Suppose A and B form an ideal solution under a piston. The vapor pressure of pure A is 300 mmHg and that of pure B is 800 mmHg (at the same temperature). If the piston maintains 700 mmHg, what fraction of vapor is present in a 40 mole% A and 60 mole% B mixture.

The answer is "there is no vapor present," but I'm having trouble understanding why. Wouldn't the B substance boil, and thus be released as vapor?

2. Nov 3, 2013

hjelmgart

I think you should look at Raoult's law for ideal mixtures of liquids.

You need to find the total vapor pressure of the mixture, and see if it is larger or lower than the pressure in the piston. When the gasses mix, they gain colligative properties, which depend on the number of molecules of each substance.

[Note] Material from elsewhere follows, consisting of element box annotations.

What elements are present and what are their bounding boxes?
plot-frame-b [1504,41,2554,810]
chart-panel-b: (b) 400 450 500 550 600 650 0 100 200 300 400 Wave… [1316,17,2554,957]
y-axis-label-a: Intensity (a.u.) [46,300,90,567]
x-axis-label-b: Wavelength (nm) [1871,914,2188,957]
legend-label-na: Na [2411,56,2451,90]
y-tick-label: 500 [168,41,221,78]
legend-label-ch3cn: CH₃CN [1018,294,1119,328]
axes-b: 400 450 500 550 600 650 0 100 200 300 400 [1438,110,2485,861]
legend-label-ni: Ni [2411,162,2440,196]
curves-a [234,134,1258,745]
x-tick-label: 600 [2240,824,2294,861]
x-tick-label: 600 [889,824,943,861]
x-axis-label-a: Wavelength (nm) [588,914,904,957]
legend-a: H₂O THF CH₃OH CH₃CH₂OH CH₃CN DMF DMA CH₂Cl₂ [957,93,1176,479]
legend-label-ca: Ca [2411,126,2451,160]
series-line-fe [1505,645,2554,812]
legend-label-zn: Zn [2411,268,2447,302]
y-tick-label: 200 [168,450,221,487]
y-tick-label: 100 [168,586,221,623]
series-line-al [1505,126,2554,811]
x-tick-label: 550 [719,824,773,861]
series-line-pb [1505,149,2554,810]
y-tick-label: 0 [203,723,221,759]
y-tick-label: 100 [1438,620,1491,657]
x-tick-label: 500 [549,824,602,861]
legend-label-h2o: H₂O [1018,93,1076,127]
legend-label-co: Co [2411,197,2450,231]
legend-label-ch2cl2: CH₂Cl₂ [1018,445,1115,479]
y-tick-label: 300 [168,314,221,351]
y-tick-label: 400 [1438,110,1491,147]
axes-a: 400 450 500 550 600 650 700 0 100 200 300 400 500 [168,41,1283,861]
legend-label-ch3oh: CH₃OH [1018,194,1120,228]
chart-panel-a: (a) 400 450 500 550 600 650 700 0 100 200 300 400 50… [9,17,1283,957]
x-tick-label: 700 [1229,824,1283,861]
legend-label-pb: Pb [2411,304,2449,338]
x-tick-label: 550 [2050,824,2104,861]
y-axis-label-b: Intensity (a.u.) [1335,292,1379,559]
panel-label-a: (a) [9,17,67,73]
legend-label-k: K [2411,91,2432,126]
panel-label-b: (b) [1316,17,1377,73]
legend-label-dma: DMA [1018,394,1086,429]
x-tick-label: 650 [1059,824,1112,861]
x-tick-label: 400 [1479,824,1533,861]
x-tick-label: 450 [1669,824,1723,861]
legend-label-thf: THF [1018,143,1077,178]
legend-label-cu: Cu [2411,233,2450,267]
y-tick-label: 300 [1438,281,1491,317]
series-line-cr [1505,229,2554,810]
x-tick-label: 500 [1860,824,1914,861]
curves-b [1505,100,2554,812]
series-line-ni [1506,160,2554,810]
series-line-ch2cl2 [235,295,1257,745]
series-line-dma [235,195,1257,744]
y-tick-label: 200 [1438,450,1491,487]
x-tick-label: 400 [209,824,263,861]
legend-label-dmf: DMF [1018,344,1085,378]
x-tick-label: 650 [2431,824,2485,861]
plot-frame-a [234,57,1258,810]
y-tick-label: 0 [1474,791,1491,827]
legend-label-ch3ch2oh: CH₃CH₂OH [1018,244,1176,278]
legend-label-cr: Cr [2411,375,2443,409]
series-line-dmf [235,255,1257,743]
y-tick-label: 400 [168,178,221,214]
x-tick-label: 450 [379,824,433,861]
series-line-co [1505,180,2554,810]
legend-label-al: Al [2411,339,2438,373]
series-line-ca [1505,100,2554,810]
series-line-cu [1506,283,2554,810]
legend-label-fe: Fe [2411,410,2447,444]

You do this with Raoult's law, where you find the partial vapor pressures of A and B, then you simply add them. You can use Raoult's law, because they form an ideal solution.

3. Nov 3, 2013

zaboda42

So if the piston was at 300 mmHg, there would be some vapor?

4. Nov 3, 2013

Staff: Mentor

Using Raoult's law, what would be the partial pressures of A and B above a solution containing 40% A and 60 % B if both liquid and vapor were present? What total pressure would this imply? This is the only pressure that would be consistent with a 40/60 solution of A and B at the temperature at which the equilibrium vapor pressure of A is 300 mm and the equilibrium vapor pressure of B is 800 mm (given that both vapor and liquid are present).

Chet

5. Nov 4, 2013

hjelmgart

If you have trouble understanding it, you can always try to look at an example. As you may know, water gets its high boiling point due to hydrogen bonds.

If you mix water and say ethanol, which form an ideal mixture, you gain a new collective boiling point for the entire mixture. Also the density will change. This is due to new hydrogen bonds between water and ethanol. The amount of these bindings, depend on the mixing ratio. So even if it is just a small amount of either it substance, it will change many properties a little bit as well.

You can always Google this along with Raoults law to find out, how this effects the vapor pressure, and how you calculate it.

Of course not many liquids form ideal mixtures, as you probably know. Oil and water for instance do not mix, so they would not experience those physical changes.

Last edited: Nov 4, 2013